Capítulo 7


        Valoro la posibilidad de saltar sobre la barca pero mi lado racional me ordena que me quede quieta. Ni siquiera sé qué es lo que tengo delante. Hay una barca que no flota en el agua sino en el aire. Y el tipo de los remos parece recién sacado del inframundo. 
Es absurdo, imposible, totalmente irracional.

«Vale, Ava, mantén la mente fría», me digo.

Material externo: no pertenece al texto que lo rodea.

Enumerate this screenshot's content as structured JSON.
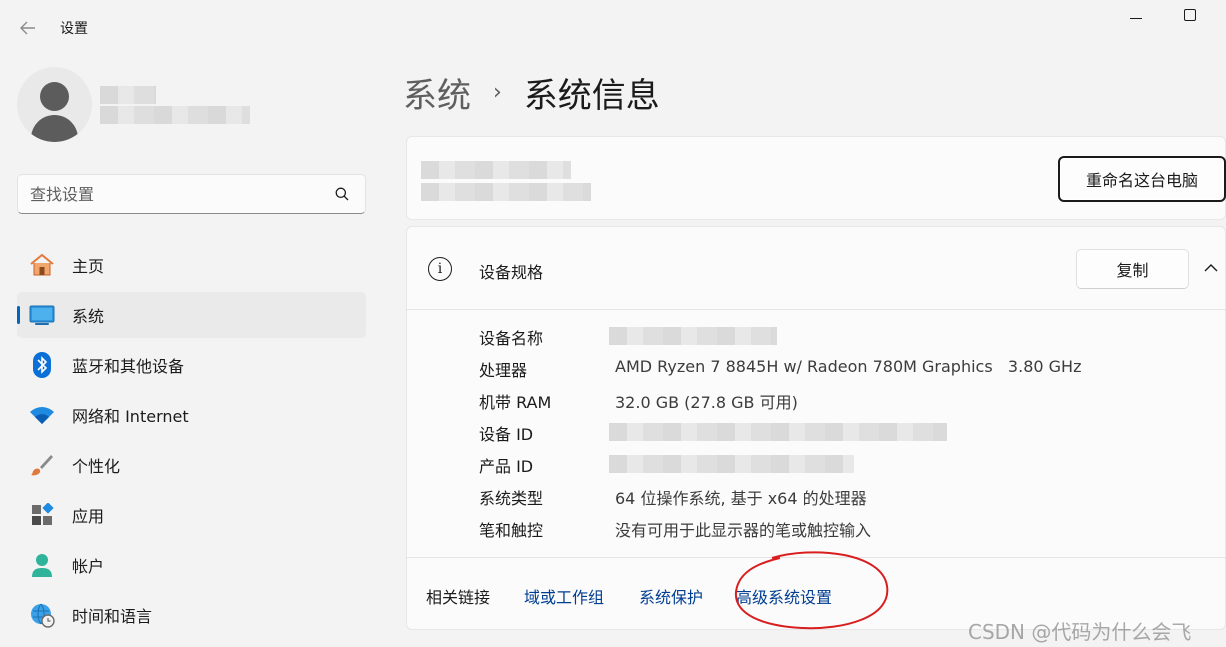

Mientras sigo oculta a la vista del barquero, me pregunto qué debo hacer. Intento trazar un plan, pensar en la forma de sacarlas de ahí. No parece que llamarlas y pedirlas que bajen de la barca vaya a servir de mucho. Creo que sufren algún tipo de trance. Sus ojos perdidos me producen escalofríos. Me pregunto si yo sola lograría arrastrarlas conmigo. Pero, ¿quién sabe cómo reaccionaría ese extraño ser que guía el navío? 
Avanzo agazapada tras su rastro. No debo perderlas de vista. Por ahora es lo único que puedo hacer. Me siento como una cobarde. Empiezo a recordar todos esos libros en los que la protagonista se arma de valor y lucha contra el villano para salvar a la humanidad y me doy cuenta de que soy patética.
«Deja de pensar y haz algo de una maldita vez», me ordeno.
De pronto, la niebla se disipa. Lo hace sin más. Apenas logro discernir el momento en el que paso de estar entre una profunda neblura a caminar de nuevo bajo un radiante sol.
Ellas y el barquero comienzan a desaparecer de igual modo. Como si se hubieran convertido en niebla también.

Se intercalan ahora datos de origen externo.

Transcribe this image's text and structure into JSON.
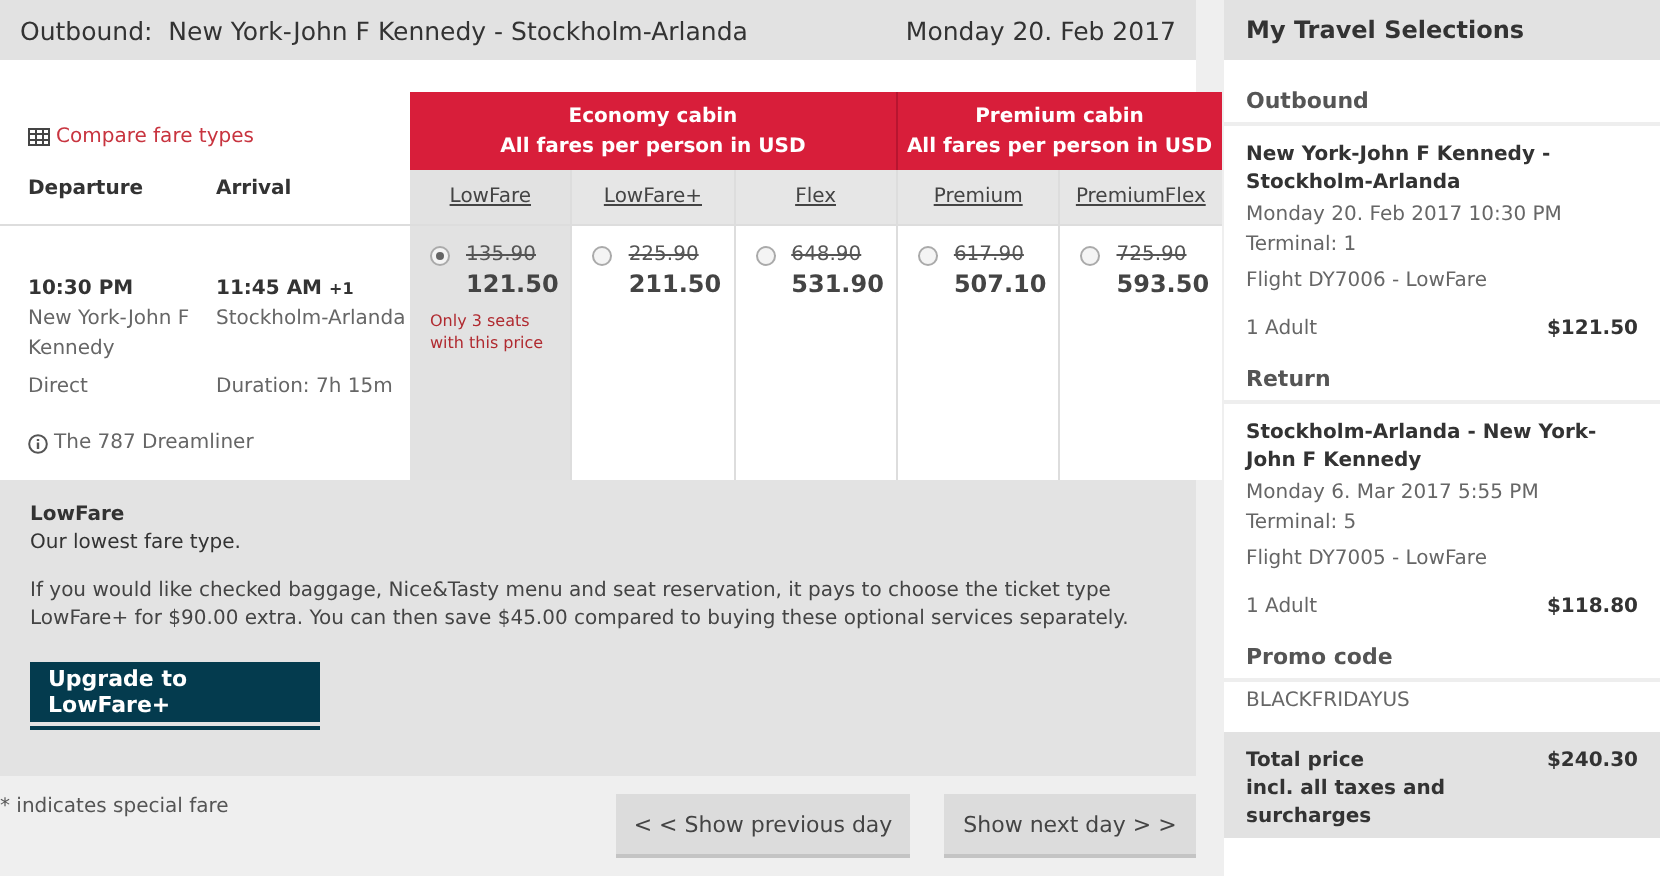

–¡Esperad! –grito–. ¡No! ¡Esperada! ¡Clara, Rue! ¡Saltad, saltad de la barca! –insisto con desesperación mientras presencio como se esfuman. Desaparecen de la misma forma en la que aparecieron. 

Se han volatilizado, esfumado. 
Y entonces, me dio cuenta que todo ha regresado a la extraña normalidad del jardín, como si nada hubiera pasado.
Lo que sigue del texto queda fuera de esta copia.